Dataset

The dataset is, simply put, the set of data that a model works with. It's commonly split into two datasets: training and testing. If you know statistical models (e.g. kNN), it's essentially the same thing.

Essentially, first you need to go out and get a bunch of data from somewhere. In the case study specifically, they talk about real data and synthetic data.

  • Real data is scraped from real interactions, for instance if currently there is a support team (that the chatbot will replace), then you can acquire tons of real data by monitoring all conversations between customers and support staff. It's "real" because it depicts real interactions, and as such has a wide range of examples that the AI can be trained on.
  • Synthetic data, on the other hand, is made up: essentially it's two guys in a box office that pretend to be a customer and support staff having a conversation. Whilst synthetic data has the benefits of being able to produce way more of it (due to not needing real customers, which are quite "scarce"), the drawback is that the data is synthetic -- it has a limited range of interactions, which can cause the AI to get stumped or otherwise behave strangely if it encounters something it's never seen before.

Training

An important principle to understand with anything related to AI is that it's output is entirely dependent on the quality of its input. In other words: garbage in, garbage out. This means that the training dataset has to be diverse and unbiased, in order to provide a wide range of information for the chatbot to pull its answers from.

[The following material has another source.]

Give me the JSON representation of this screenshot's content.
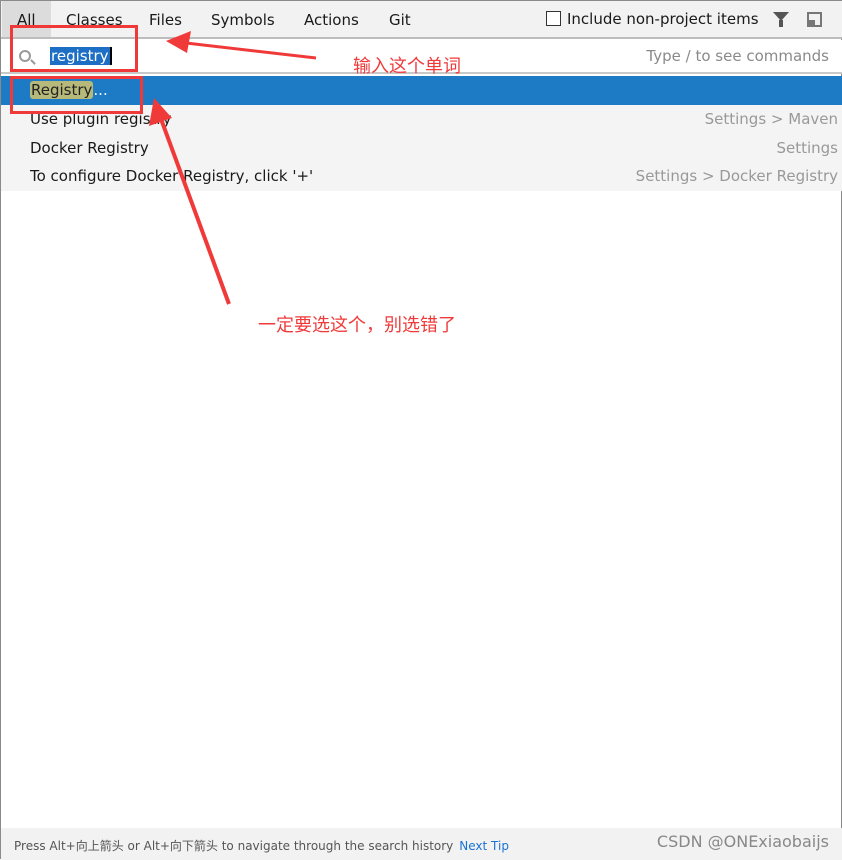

Usually, when collecting data, it's split between "training" and "testing" datasets (say, 80% training, 20% testing). The reason for this is to verify how the model responds to example data that specifically wasn't in the training dataset (the "testing" dataset is not used during training). This is to ensure that the model doesn't simply memorise and verbatim repeat many parts of its training dataset, which can be a problem if the memory/capacity/something/whatever of the model is large enough to fit the entire dataset?

Testing

The testing part of a dataset is a small part to verify that the model works correctly, and to determine its accuracy on never-before-seen data. This data isn't used for training, and the model doesn't have access to it at all until the training is complete, and the whole chatbot is verified top-to-bottom using the testing data.